A pessoa estava de cabeça baixa, o cabelo loiro caia por cima do rosto e o escondia, mas ao menos seus movimentos no peito indicava que respirava.

— Solein, continue do jeito que está e não se vire de nenhuma forma, ok? Me dê o cajado.

— Tu-tudo bem… — Esticando o braço para trás, ela entregou o objeto mágico. — Pode me dizer pelo menos o que é?

— É uma pessoa ferida, a cena também é muito feia. 

Lucas analisou o cajado e entendeu aquelas palavras de enxergar os feitiços dentro da própria cabeça. 

 

O feitiço Cura Média foi usado.

 

A pessoa ficou embuída com uma luz clara, parte de seus ferimentos sararam, mas muitos permaneceram. Ele tentou de novo e o resultado continuou o mesmo.

“Sendo assim, só tem um jeito de sair dessa.”

 

Poção de Cura Maior

Permite grande recuperação de ferimentos, podendo relocar membros de volta no lugar.

 

Lucas colocou o frasco na boca do indivíduo e o fez beber todinho, o efeito foi dezenas de vezes melhor que o feitiço, regenerando praticamente tudo.

Aproveitando, Lucas usou o Sabre de Pirata que havia levado consigo por dentro do moletom para cortar as cordas, segurando o corpo da pessoa antes que ele caísse no chão.

— Solein, pode me dar uma força aqui? Já pode se virar, tá tudo bem agora.

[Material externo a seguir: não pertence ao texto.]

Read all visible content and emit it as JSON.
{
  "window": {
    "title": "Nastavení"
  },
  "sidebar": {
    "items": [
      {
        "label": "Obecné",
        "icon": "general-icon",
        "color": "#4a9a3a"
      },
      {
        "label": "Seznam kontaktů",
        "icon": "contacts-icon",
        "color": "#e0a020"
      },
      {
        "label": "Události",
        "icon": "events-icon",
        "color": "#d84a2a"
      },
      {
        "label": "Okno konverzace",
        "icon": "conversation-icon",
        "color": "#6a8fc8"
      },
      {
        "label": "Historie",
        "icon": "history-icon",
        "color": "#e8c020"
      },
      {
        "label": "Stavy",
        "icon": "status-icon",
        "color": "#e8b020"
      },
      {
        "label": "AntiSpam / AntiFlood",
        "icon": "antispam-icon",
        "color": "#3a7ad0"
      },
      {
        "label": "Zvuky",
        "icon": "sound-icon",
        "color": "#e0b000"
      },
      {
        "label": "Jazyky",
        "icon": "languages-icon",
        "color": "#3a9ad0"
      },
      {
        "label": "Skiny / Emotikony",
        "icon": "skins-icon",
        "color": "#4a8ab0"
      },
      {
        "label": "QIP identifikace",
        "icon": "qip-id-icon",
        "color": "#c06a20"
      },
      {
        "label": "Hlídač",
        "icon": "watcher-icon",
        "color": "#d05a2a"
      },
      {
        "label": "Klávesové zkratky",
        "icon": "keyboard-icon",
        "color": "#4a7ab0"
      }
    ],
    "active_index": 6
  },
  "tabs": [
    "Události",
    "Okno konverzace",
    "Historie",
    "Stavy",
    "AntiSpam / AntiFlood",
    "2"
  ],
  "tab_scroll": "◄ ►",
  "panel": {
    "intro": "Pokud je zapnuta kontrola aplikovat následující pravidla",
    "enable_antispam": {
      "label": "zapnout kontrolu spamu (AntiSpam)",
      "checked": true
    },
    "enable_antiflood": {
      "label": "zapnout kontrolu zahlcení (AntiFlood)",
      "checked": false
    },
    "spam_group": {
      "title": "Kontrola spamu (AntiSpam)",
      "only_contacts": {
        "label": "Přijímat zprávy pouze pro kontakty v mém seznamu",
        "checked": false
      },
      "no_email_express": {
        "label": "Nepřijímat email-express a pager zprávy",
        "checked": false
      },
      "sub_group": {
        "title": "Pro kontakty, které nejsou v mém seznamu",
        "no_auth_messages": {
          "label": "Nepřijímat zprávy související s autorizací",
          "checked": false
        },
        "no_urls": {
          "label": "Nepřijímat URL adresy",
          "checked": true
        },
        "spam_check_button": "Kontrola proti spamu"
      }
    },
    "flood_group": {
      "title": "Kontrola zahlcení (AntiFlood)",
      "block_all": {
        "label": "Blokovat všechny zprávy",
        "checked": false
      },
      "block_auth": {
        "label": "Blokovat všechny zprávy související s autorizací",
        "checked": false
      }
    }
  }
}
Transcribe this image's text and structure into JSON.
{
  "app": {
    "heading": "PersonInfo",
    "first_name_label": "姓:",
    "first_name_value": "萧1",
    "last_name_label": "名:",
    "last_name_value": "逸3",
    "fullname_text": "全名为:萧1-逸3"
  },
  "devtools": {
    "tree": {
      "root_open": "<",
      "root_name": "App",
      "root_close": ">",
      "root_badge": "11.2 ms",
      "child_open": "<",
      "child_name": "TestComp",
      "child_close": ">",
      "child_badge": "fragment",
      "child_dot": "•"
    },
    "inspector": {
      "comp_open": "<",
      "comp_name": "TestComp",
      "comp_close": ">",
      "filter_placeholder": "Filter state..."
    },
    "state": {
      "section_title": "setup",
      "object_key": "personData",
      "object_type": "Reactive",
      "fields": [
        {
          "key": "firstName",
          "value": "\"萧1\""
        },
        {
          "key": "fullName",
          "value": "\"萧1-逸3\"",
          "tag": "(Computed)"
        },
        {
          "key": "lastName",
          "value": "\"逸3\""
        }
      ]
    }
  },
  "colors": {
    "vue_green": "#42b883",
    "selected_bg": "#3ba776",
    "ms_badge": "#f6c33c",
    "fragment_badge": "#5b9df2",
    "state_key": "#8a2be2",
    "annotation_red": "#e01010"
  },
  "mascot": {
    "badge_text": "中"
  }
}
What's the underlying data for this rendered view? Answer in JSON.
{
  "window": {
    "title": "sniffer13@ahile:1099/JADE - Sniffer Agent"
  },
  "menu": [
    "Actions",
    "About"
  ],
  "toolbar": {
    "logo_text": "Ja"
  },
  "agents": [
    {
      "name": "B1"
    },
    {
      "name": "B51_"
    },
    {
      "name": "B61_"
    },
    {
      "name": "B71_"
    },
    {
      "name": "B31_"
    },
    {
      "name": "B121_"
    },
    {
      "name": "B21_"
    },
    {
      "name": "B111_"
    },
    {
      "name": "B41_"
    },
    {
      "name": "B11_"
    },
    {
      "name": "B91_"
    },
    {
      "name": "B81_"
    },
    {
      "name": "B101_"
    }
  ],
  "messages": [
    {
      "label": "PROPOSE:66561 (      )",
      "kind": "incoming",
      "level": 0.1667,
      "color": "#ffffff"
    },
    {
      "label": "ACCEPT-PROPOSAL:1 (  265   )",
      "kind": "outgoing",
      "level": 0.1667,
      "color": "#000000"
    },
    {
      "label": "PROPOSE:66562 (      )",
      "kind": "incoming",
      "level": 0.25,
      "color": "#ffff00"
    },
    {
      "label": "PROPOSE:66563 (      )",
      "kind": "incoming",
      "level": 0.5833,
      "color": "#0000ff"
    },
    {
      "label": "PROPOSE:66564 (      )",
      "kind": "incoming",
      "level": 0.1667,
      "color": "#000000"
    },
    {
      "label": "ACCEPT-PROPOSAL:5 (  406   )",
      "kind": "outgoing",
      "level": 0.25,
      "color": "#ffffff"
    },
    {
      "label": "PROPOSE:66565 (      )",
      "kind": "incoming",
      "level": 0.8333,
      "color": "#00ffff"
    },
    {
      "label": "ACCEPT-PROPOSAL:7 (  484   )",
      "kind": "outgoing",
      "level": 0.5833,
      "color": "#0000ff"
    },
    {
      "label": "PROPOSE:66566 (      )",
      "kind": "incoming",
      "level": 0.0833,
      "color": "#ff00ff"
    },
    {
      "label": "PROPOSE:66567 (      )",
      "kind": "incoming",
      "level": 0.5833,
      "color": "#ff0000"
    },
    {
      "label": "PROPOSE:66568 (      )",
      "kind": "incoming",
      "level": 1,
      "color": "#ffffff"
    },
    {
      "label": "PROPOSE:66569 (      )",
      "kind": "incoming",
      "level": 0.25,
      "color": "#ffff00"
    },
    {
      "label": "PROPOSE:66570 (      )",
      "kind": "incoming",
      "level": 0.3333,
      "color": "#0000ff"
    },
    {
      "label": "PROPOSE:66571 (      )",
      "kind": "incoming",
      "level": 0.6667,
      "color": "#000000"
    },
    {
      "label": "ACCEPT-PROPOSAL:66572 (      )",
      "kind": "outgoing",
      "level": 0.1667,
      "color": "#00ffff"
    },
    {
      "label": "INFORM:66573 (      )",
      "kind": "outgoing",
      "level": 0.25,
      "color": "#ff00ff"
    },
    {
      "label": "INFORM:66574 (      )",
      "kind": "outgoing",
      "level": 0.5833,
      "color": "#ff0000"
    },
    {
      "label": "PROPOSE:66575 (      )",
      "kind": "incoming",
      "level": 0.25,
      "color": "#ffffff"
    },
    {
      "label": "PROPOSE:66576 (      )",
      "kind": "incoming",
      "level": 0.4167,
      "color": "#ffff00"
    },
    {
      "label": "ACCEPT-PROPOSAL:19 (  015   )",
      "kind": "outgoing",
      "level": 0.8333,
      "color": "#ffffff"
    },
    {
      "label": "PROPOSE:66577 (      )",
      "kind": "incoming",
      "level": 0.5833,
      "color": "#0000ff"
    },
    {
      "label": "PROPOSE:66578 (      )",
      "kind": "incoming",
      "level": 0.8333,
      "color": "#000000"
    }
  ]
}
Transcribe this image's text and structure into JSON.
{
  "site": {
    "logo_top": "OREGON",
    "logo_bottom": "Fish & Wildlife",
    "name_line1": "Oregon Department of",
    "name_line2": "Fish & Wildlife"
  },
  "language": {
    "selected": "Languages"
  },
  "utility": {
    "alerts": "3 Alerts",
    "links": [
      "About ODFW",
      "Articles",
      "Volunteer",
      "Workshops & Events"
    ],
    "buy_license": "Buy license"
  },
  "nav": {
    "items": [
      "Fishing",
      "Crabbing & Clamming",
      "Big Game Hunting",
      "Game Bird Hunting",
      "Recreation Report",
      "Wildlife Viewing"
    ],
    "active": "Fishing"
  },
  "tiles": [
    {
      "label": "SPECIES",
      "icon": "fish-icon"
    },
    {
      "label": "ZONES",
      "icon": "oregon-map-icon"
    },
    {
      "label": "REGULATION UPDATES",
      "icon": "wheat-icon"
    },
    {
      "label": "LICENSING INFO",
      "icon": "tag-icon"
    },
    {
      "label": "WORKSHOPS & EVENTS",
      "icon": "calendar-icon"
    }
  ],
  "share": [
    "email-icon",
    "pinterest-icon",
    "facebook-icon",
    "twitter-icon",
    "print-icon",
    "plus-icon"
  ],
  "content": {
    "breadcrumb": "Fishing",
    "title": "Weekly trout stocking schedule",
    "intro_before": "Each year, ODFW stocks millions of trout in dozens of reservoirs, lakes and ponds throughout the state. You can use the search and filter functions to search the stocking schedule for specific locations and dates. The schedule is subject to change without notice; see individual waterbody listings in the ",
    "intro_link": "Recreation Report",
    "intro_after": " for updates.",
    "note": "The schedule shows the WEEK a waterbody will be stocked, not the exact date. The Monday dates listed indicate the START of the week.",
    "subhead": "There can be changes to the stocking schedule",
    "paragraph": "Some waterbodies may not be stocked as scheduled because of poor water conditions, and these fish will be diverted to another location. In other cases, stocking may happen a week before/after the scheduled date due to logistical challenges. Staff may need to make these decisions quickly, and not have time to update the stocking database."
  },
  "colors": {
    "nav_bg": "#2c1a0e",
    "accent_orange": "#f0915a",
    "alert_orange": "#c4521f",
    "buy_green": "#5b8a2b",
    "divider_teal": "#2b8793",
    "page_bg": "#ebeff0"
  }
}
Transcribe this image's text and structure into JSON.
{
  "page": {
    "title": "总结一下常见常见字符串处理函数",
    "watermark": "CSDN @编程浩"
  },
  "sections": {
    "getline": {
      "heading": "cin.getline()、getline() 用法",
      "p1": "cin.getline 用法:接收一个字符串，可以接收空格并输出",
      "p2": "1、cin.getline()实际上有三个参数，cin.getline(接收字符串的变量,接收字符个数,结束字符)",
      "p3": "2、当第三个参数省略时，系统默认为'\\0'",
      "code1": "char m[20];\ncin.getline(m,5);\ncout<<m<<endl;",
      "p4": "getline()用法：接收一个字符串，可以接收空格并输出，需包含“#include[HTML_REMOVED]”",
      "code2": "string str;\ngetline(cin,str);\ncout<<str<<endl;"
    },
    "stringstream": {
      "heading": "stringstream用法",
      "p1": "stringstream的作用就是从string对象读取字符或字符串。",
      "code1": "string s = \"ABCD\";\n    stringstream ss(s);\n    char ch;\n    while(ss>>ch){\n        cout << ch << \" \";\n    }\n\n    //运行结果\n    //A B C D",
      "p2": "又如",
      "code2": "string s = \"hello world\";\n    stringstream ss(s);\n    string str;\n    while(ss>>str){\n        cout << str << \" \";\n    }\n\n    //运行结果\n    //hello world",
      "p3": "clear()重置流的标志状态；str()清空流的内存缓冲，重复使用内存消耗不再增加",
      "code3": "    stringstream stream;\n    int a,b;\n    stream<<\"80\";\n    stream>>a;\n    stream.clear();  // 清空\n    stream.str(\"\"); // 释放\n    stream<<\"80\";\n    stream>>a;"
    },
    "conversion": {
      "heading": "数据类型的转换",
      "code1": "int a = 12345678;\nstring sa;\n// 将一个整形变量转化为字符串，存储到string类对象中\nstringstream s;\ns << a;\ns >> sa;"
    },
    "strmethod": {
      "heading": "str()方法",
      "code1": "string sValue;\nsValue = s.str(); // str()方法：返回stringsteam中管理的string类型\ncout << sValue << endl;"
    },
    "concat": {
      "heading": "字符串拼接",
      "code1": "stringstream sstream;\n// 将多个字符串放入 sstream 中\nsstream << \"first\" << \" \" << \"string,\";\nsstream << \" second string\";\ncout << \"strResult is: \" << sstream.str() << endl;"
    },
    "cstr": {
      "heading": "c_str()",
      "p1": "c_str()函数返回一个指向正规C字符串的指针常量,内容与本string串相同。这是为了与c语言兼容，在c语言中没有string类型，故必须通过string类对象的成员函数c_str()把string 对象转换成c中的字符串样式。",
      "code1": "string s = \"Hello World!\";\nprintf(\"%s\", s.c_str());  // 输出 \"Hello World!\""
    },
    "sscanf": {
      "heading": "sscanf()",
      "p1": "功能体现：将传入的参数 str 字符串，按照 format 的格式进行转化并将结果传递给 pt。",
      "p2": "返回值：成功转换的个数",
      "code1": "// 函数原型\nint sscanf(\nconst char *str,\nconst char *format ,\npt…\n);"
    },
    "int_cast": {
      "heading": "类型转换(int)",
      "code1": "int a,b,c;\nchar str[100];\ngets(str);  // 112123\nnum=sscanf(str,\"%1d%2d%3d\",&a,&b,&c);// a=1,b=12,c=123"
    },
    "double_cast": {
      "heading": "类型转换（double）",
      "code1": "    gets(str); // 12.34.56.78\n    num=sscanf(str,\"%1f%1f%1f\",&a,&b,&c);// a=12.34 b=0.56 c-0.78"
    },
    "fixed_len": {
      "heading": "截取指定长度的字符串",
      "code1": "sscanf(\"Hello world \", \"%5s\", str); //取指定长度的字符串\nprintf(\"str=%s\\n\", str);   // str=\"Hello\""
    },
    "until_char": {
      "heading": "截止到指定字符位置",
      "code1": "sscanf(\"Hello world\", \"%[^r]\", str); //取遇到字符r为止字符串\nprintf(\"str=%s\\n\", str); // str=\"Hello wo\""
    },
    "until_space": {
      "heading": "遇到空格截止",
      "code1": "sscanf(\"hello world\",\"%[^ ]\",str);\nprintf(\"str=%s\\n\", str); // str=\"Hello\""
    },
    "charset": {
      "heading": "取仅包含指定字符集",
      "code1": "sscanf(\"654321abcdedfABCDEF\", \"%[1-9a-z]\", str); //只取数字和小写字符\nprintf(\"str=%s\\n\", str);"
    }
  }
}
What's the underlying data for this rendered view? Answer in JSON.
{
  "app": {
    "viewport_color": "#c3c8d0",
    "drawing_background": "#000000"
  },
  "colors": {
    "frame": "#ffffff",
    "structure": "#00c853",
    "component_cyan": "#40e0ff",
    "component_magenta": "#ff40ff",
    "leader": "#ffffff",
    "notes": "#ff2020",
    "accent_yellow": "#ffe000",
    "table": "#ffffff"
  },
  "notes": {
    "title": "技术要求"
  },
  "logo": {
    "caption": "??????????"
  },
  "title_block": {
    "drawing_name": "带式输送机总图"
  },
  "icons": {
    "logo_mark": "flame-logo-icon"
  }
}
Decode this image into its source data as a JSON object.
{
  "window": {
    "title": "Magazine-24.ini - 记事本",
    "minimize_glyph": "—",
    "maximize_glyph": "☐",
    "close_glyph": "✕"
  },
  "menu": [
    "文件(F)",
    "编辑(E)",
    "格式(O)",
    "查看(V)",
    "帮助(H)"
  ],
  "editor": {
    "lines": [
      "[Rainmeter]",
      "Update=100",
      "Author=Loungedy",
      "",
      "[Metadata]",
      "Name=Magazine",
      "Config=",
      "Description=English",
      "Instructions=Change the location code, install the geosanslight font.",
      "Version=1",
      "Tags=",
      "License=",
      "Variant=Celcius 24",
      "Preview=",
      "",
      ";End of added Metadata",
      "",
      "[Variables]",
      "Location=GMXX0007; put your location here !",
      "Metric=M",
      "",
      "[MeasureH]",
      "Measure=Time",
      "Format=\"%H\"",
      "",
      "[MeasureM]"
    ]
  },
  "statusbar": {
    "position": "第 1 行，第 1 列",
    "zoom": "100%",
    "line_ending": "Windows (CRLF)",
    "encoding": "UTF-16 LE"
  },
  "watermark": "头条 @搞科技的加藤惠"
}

A elfa virou o rosto e se deparou com um homem de barba rala e roupas desgastadas todo jogado no chão, mas vendo que Lucas estava só ajudando, ela decidiu colaborar.

Os dois subiram a escadaria carregando aquele peso morto e o colocaram no meio da grama, achando que seria o melhor por agora.

 

Você resgatou um escolhido pela entidade

A deusa Artemis o recompensa com 2.000 unidades.

 

“Uuia, curti essa deusa!” Lucas dispensou ambas as telas, extremamente contente com sua recompensa.

No entanto, em meio aos seus pensamentos, ele não percebeu o homem caído se remexendo. Aquele cara abriu os olhos, uma feição perplexa ocupava seu rosto.

Num movimento agil, ele se levantou e pegou Solein pelos ombros, retirando uma faca enferrujada de um de seus bolsos furados e o apontou direto na garganta da elfa.

Novamente, as situações sempre iam de mal a pior com Lucas por perto, mesmo fazendo uma boa ação.